Assembly Democrats News

Assembly Panel Clears Measure Reauthorizing Clean Elections For 2009 Legislative Cycle

Measure Would Expand Public-Financing Initiative to Primary Elections, Clamp Down on Overall Costs

Assembly Democrats News Release — Thursday, June 12, 2008

Assemblyman Greenwald
(856) 435-1247
John Duthie
(609) 292-7065

TRENTON — Bipartisan legislation Assemblyman Louis Greenwald sponsored to reauthorize and expand the state's landmark Clean Elections pilot program for the 2009 legislative elections was released today by an Assembly committee.

"Last year's successful clean elections pilot program showed that voters will respond to campaigns that are focused on the issues and free of special interest money," said Greenwald (D-Camden), a participant in the state's first Clean Elections pilot program in 2005. "Over the past four years, we have seen the transformation of Clean Elections from quaint concept to workable reality. The goal of creating a system that can work statewide clearly is within sight."

The bipartisan reauthorization measure (A-100) – also sponsored by Assemblywoman Amy Handlin (R-Monmouth) – would enact a series of reforms aimed at enhancing the successful 2007 pilot program.

The bill would expand Clean Elections financing to qualifying primary election candidates, increase the number of participating districts from three to eight, and ensure funding parity for third-party candidates.

Under the bill, the eight participating legislative districts would be selected by in a two-pronged approach. Four districts would be selected by the Assembly Speaker and the Minority Leader; the remaining four districts would be chosen by a bipartisan selection panel through an application process open to candidates in the remaining 36 legislative districts.

Standards for receiving Clean Elections financing would remain at the levels set for the 2007 pilot program – when 16 of 20 candidates qualified for the program. Candidates would be required to obtain at least 400 contributions of $10 from voters registered in their legislative district.

Candidates would again be able to raise up to $10,000 in "seed money" with which to finance their qualification efforts. Seed money contributions would be capped at $500.

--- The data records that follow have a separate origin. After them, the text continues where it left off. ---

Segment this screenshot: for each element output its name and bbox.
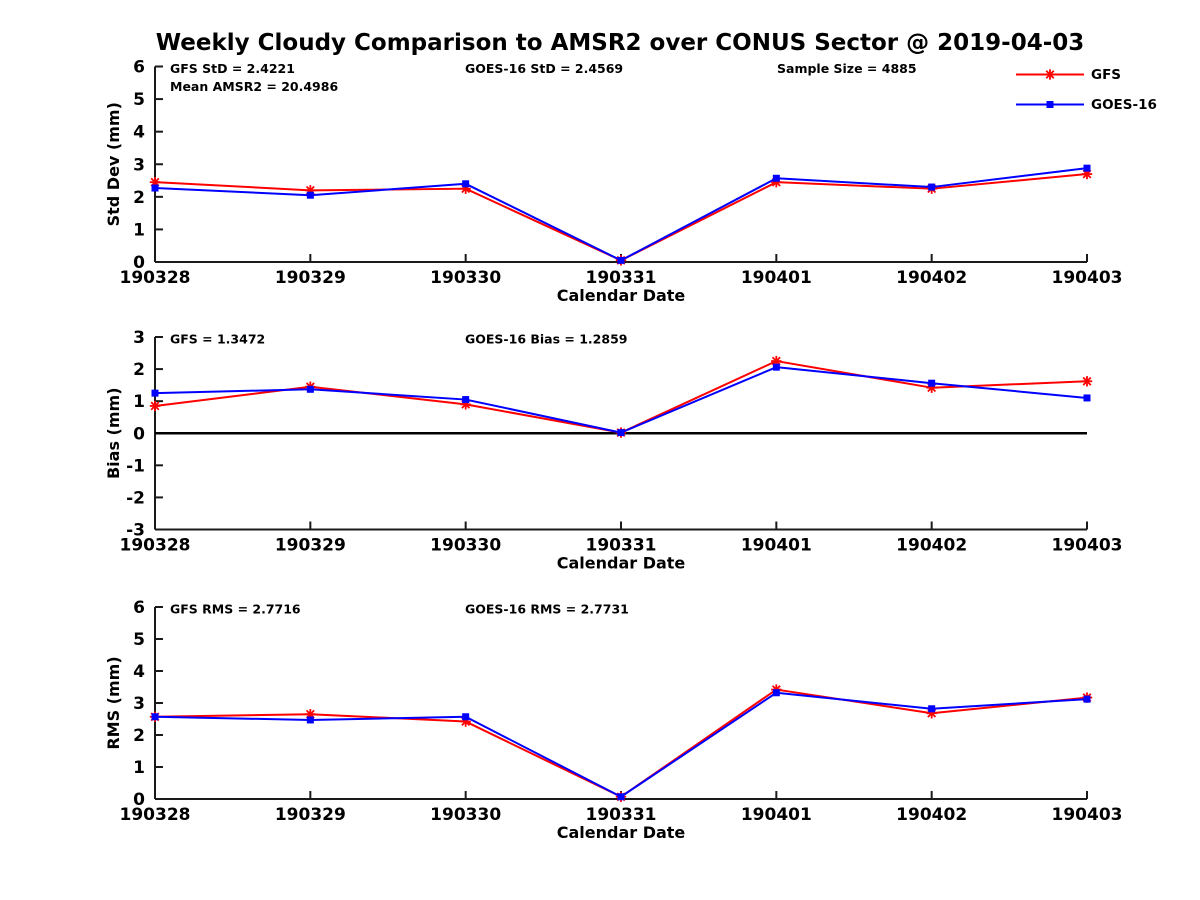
goes16-marker [151, 389, 159, 397]
goes16-marker [617, 429, 625, 437]
goes16-marker [1083, 164, 1091, 172]
y-tick-label: 2 [133, 360, 145, 380]
x-tick-label: 190403 [1052, 536, 1123, 556]
goes16-marker [306, 716, 314, 724]
gfs-marker [149, 400, 161, 412]
y-tick-label: 5 [133, 630, 145, 650]
y-tick-label: 3 [133, 328, 145, 348]
goes16-marker [306, 385, 314, 393]
x-axis-title: Calendar Date [557, 286, 686, 305]
y-tick-label: 3 [133, 694, 145, 714]
stat-annotation: Mean AMSR2 = 20.4986 [170, 79, 338, 94]
x-axis-title: Calendar Date [557, 823, 686, 842]
gfs-line [154, 360, 1088, 434]
goes16-marker [772, 174, 780, 182]
goes16-marker [462, 396, 470, 404]
stat-annotation: GOES-16 StD = 2.4569 [465, 61, 623, 76]
y-tick-label: 6 [133, 598, 145, 618]
goes16-marker [928, 379, 936, 387]
subplot-std-dev: 0 1 2 3 4 5 6 190328 190329 190330 190331 190401 190… [104, 58, 1122, 306]
subplot-rms: 0 1 2 3 4 5 6 190328 190329 190330 190331 190401 190… [104, 598, 1122, 842]
x-axis-title: Calendar Date [557, 554, 686, 573]
goes16-marker [306, 191, 314, 199]
x-tick-label: 190329 [275, 805, 346, 825]
goes16-marker [928, 183, 936, 191]
goes16-marker [462, 713, 470, 721]
y-tick-label: 0 [133, 790, 145, 810]
y-tick-label: 1 [133, 220, 145, 240]
goes16-marker [151, 184, 159, 192]
goes16-marker [1083, 695, 1091, 703]
x-tick-label: 190330 [430, 805, 501, 825]
y-tick-label: -3 [126, 521, 145, 541]
legend-item-goes-16: GOES-16 [1016, 97, 1157, 113]
goes16-marker [462, 180, 470, 188]
y-tick-label: 5 [133, 90, 145, 110]
stat-annotation: GFS = 1.3472 [170, 332, 265, 347]
x-tick-label: 190401 [741, 805, 812, 825]
gfs-line [154, 688, 1088, 798]
x-tick-label: 190328 [120, 536, 191, 556]
goes16-marker [772, 363, 780, 371]
x-tick-label: 190401 [741, 268, 812, 288]
goes16-marker [151, 713, 159, 721]
x-tick-label: 190402 [896, 805, 967, 825]
stat-annotation: GFS StD = 2.4221 [170, 61, 295, 76]
y-axis-title: Bias (mm) [104, 387, 123, 479]
x-tick-label: 190329 [275, 268, 346, 288]
stat-annotation: GFS RMS = 2.7716 [170, 602, 301, 617]
y-tick-label: 1 [133, 758, 145, 778]
legend-item-gfs: GFS [1016, 67, 1121, 83]
goes-16-line [154, 691, 1088, 798]
goes16-marker [772, 689, 780, 697]
y-axis-title: Std Dev (mm) [104, 102, 123, 226]
y-tick-label: 0 [133, 424, 145, 444]
legend: GFS GOES-16 [1016, 67, 1157, 113]
y-tick-label: 3 [133, 155, 145, 175]
stat-annotation: GOES-16 Bias = 1.2859 [465, 332, 627, 347]
y-tick-label: 2 [133, 188, 145, 208]
x-tick-label: 190401 [741, 536, 812, 556]
gfs-line [154, 173, 1088, 262]
gfs-marker [771, 355, 782, 367]
goes16-marker [1046, 101, 1054, 108]
x-tick-label: 190329 [275, 536, 346, 556]
y-tick-label: -2 [126, 488, 145, 508]
gfs-marker [1081, 376, 1093, 387]
x-tick-label: 190331 [586, 268, 657, 288]
stat-annotation: Sample Size = 4885 [777, 61, 917, 76]
y-tick-label: 1 [133, 392, 145, 412]
x-tick-label: 190330 [430, 536, 501, 556]
x-tick-label: 190328 [120, 805, 191, 825]
subplot-bias: -3 -2 -1 0 1 2 3 190328 190329 190330 190331 190401… [104, 328, 1122, 573]
legend-label: GFS [1091, 67, 1121, 83]
y-tick-label: 4 [133, 662, 145, 682]
x-tick-label: 190402 [896, 268, 967, 288]
goes16-marker [1083, 394, 1091, 402]
goes-16-line [154, 167, 1088, 262]
x-tick-label: 190328 [120, 268, 191, 288]
y-tick-label: -1 [126, 456, 145, 476]
x-tick-label: 190331 [586, 536, 657, 556]
x-tick-label: 190403 [1052, 268, 1123, 288]
y-tick-label: 4 [133, 123, 145, 143]
x-tick-label: 190403 [1052, 805, 1123, 825]
x-tick-label: 190330 [430, 268, 501, 288]
gfs-marker [1044, 69, 1056, 80]
goes-16-line [154, 366, 1088, 434]
x-tick-label: 190331 [586, 805, 657, 825]
stat-annotation: GOES-16 RMS = 2.7731 [465, 602, 629, 617]
goes16-marker [617, 793, 625, 801]
y-tick-label: 2 [133, 726, 145, 746]
chart-title: Weekly Cloudy Comparison to AMSR2 over C… [155, 30, 1085, 56]
goes16-marker [928, 705, 936, 713]
y-tick-label: 6 [133, 58, 145, 78]
y-tick-label: 0 [133, 253, 145, 273]
goes16-marker [617, 256, 625, 264]
x-tick-label: 190402 [896, 536, 967, 556]
legend-label: GOES-16 [1091, 97, 1157, 113]
y-axis-title: RMS (mm) [104, 656, 123, 749]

Funding for qualifying candidates would be significantly lower than the 2007 program, when candidates in a competitive split district were able to garner $526,375 in public financing. Under the reauthorization measure, grant would be capped at $150,000 per candidate – $75,000 would be available in the primary, with another $75,000 maximum grant available for the general election.

"The main problem facing Clean Elections has always been finding the right level of funding that will be mindful of taxpayers while ensuring candidates have the money they need to connect with voters," said Greenwald. "We believe that balance has now been reached."

Candidates running for the Conservative, Green, and Libertarian parties would be eligible for equal funding, a decision based on a 2007 New Jersey Superior Court consent decree requiring those parties to be officially recognized by election officials.

The 2009 pilot program also would include rescue funds up to $150,000 for both the primary and general election to help qualified candidates fend-off privately funded independent attacks. Rescue funds received in the primary could not be used to finance general election activities.

Under the bill, qualified candidates must participate in at least one debate in the primary election campaign and at least two debates prior to the general election. Certified candidates would be entitled to ballot identification as a "Clean Elections Candidate," as well as a ballot statement of 250 words.

"These changes continue our steady progress toward a fair and workable system that will benefit voters and candidates alike," said Greenwald. "These revisions will enhance the ability of dedicated, hard-working candidates who believe sound public policy ideas should be more important than fundraising to run under the Clean Elections banner."

The Assembly State Government Committee released the bill by a vote of 4–1. It now heads to the Assembly Appropriations Committee for further consideration.